Va. lawmakers face daunting budget challenges

Virginia lawmakers return to Richmond Wednesday faced with trimming billions from the state’s already beleaguered budget without dismantling education, public safety, health care and other services.

The 2010 session begins just days before Virginia inaugurates its new governor — Republican Bob McDonnell — who takes office on Saturday. McDonnell, the Republican-controlled House and the Democratic-majority Senate are confronted with reaching a compromise on a $4.2 billion shortfall through mid-2012. With proposed tax increases considered dead on arrival, legislators will need to bring their spending blueprint into balance solely through cuts.

Kaine and the General Assembly have already lopped $7 billion in state spending since 2008, but this round could be the ugliest so far. All the easy reductions have been made, said Del. Bob Brink, D-Arlington, a member of the House Appropriations Committee.
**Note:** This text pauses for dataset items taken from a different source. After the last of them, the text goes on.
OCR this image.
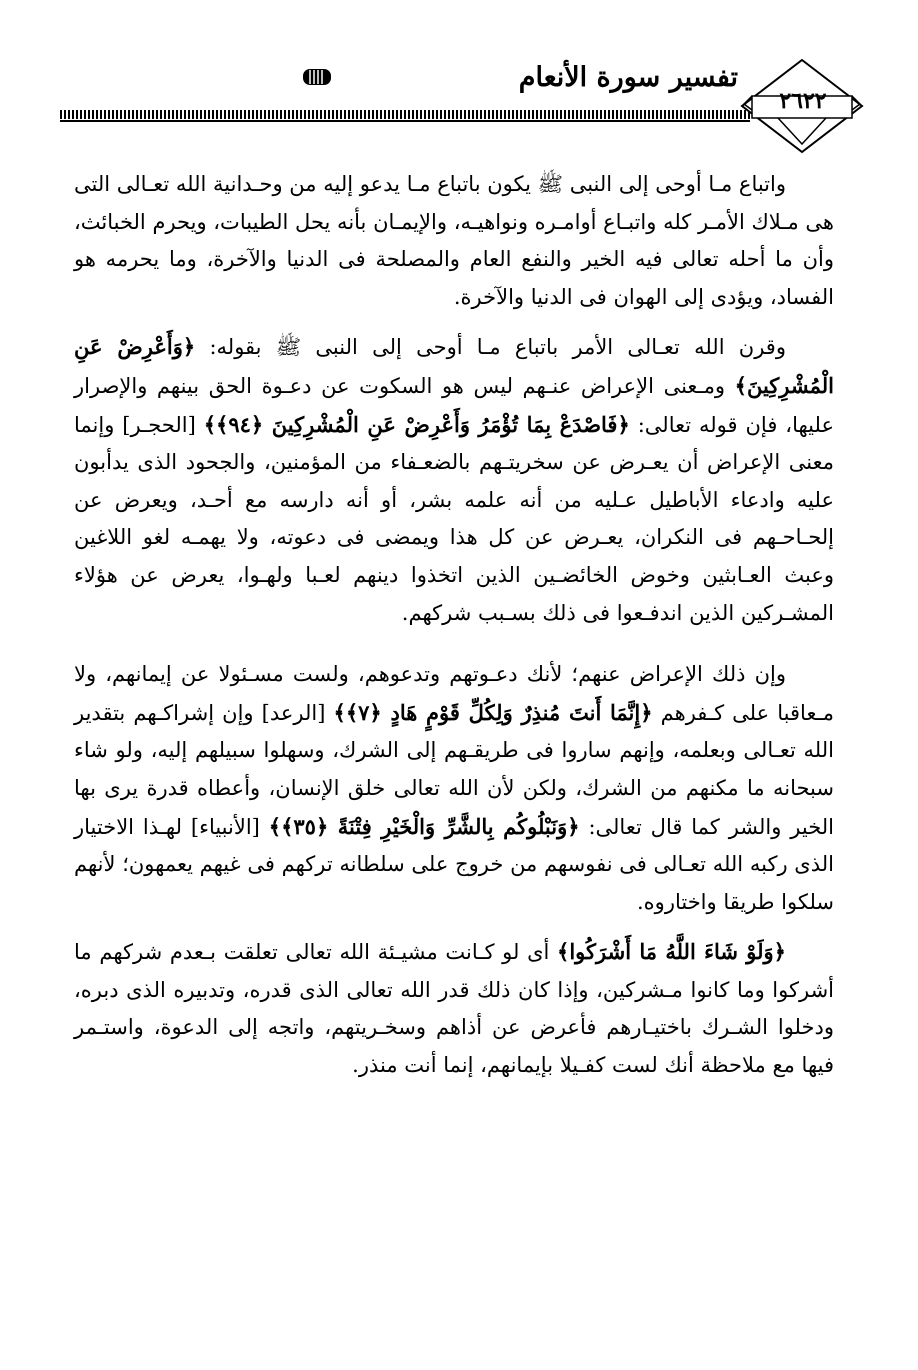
تفسير سورة الأنعام
٢٦٢٢

واتباع مـا أوحى إلى النبى ﷺ يكون باتباع مـا يدعو إليه من وحـدانية الله تعـالى التى هى مـلاك الأمـر كله واتبـاع أوامـره ونواهيـه، والإيمـان بأنه يحل الطيبات، ويحرم الخبائث، وأن ما أحله تعالى فيه الخير والنفع العام والمصلحة فى الدنيا والآخرة، وما يحرمه هو الفساد، ويؤدى إلى الهوان فى الدنيا والآخرة.

وقرن الله تعـالى الأمر باتباع مـا أوحى إلى النبى ﷺ بقوله: ﴿وَأَعْرِضْ عَنِ الْمُشْرِكِينَ﴾ ومـعنى الإعراض عنـهم ليس هو السكوت عن دعـوة الحق بينهم والإصرار عليها، فإن قوله تعالى: ﴿فَاصْدَعْ بِمَا تُؤْمَرُ وَأَعْرِضْ عَنِ الْمُشْرِكِينَ ﴿٩٤﴾﴾ [الحجـر] وإنما معنى الإعراض أن يعـرض عن سخريتـهم بالضعـفاء من المؤمنين، والجحود الذى يدأبون عليه وادعاء الأباطيل عـليه من أنه علمه بشر، أو أنه دارسه مع أحـد، ويعرض عن إلحـاحـهم فى النكران، يعـرض عن كل هذا ويمضى فى دعوته، ولا يهمـه لغو اللاغين وعبث العـابثين وخوض الخائضـين الذين اتخذوا دينهم لعـبا ولهـوا، يعرض عن هؤلاء المشـركين الذين اندفـعوا فى ذلك بسـبب شركهم.

وإن ذلك الإعراض عنهم؛ لأنك دعـوتهم وتدعوهم، ولست مسـئولا عن إيمانهم، ولا مـعاقبا على كـفرهم ﴿إِنَّمَا أَنتَ مُنذِرٌ وَلِكُلِّ قَوْمٍ هَادٍ ﴿٧﴾﴾ [الرعد] وإن إشراكـهم بتقدير الله تعـالى وبعلمه، وإنهم ساروا فى طريقـهم إلى الشرك، وسهلوا سبيلهم إليه، ولو شاء سبحانه ما مكنهم من الشرك، ولكن لأن الله تعالى خلق الإنسان، وأعطاه قدرة يرى بها الخير والشر كما قال تعالى: ﴿وَنَبْلُوكُم بِالشَّرِّ وَالْخَيْرِ فِتْنَةً ﴿٣٥﴾﴾ [الأنبياء] لهـذا الاختيار الذى ركبه الله تعـالى فى نفوسهم من خروج على سلطانه تركهم فى غيهم يعمهون؛ لأنهم سلكوا طريقا واختاروه.

﴿وَلَوْ شَاءَ اللَّهُ مَا أَشْرَكُوا﴾ أى لو كـانت مشيـئة الله تعالى تعلقت بـعدم شركهم ما أشركوا وما كانوا مـشركين، وإذا كان ذلك قدر الله تعالى الذى قدره، وتدبيره الذى دبره، ودخلوا الشـرك باختيـارهم فأعرض عن أذاهم وسخـريتهم، واتجه إلى الدعوة، واستـمر فيها مع ملاحظة أنك لست كفـيلا بإيمانهم، إنما أنت منذر.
On top of that, he said the commonwealth has nearly tapped out its alternatives to slashing spending. Stimulus money is drying up, and the rainy day reserve fund won’t provide much relief. And Virginia, nearing its ceiling on debt, will be limited in its ability to raise money through bonds.

“We’ve done all the one-time things that we could possibly do,” said Brink.

The grim budget situation will trigger a lobbying blitz from groups hoping to shield themselves from the worst of the cuts. Kaine’s proposed budget reaches deeply into education, law enforcement and Medicaid.

The Virginia Education Association warns that a cap on support personnel included in the governor’s budget would force the layoffs of upward of 20,000 secretaries, janitors, nurses and other non-teaching staff across the commonwealth. With potential additional K-12 cuts from McDonnell, the budget “has the potential to be devastating to” local governments, said VEA President Kitty Boitnott.

Also included in Kaine’s $2.3 billion in proposed cuts is a freeze on new slots for care for the mentally disabled, and reduced reimbursements for caregivers, rolling back years of hard-fought progress by advocates. The spending plan “really does gut community-based care in Northern Virginia,” said Nancy Mercer, executive director of the Arc of Northern Virginia, an advocacy group for the disabled.